Other income, net, was 141 million MXN compared to an expense of 85 million MXN, resulting in a benefit of 226 million MXN as (1) Gimsa reversed impairment losses related to the reopening of a plant in Central Mexico, a facility that had been closed since 1999; (2) Gimsa reported hedging gains on corn and natural gas; and (3) Gruma USA reported lower losses on energy and corn hedging.
Operating income grew 22 percent to 2’423 million MXN, driven primarily by better performance at Gruma USA and Gimsa and, the positive effect of Peso weakness.
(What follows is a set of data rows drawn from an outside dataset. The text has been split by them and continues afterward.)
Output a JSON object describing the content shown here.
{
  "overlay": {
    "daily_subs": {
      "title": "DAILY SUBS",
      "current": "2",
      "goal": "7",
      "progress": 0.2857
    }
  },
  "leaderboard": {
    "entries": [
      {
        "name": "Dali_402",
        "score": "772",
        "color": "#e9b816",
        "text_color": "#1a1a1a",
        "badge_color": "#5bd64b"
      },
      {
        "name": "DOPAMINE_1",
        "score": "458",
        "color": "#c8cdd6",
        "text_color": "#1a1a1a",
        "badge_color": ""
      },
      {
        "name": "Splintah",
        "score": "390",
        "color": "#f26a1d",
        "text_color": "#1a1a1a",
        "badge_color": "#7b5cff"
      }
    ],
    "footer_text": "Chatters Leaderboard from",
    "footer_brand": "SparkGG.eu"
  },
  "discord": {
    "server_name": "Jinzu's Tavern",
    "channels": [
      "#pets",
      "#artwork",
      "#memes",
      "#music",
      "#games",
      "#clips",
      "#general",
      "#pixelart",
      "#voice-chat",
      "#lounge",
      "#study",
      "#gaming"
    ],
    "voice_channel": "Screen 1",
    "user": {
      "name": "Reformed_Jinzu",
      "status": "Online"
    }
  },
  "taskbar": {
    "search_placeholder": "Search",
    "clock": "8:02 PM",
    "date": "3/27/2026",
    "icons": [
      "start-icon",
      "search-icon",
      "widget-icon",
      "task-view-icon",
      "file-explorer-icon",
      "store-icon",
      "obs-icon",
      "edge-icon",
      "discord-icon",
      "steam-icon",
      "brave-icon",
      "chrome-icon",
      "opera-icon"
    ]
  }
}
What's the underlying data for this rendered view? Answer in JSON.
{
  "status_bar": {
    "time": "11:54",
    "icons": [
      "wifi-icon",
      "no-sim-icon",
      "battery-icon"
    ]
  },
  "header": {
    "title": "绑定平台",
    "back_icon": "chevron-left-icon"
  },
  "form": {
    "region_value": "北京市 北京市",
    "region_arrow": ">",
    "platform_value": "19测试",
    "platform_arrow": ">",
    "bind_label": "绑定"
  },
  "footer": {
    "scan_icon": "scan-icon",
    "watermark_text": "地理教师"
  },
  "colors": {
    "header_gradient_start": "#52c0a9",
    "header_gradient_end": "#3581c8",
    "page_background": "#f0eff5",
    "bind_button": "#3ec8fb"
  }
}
Operating margin rose to 14.1 percent from 13.0 percent, led mostly by Gruma USA.
Ebitda increased 16 percent to 2’806 million MXN. Ebitda margin expanded to 16.3 percent from 15.8 percent.
Net comprehensive financing cost was 46 million MXN, 42 million MXN less as the company reported larger gains on foreign exchange hedging related to corn purchasing at Gimsa.
Income taxes were 757 million MXN, 68 percent more resulting from higher pre-tax income and from the use of tax losses in Q3/2015. The effective tax rate was 31.8 percent.
Majority net income was 1’535 million MXN, 11 percent more, driven mostly by better operating performance, gains on hedging, and the reversal on an impairment loss from the reopening of a plant in Central México. The Peso weakness also contributed to the improvement in absolute terms.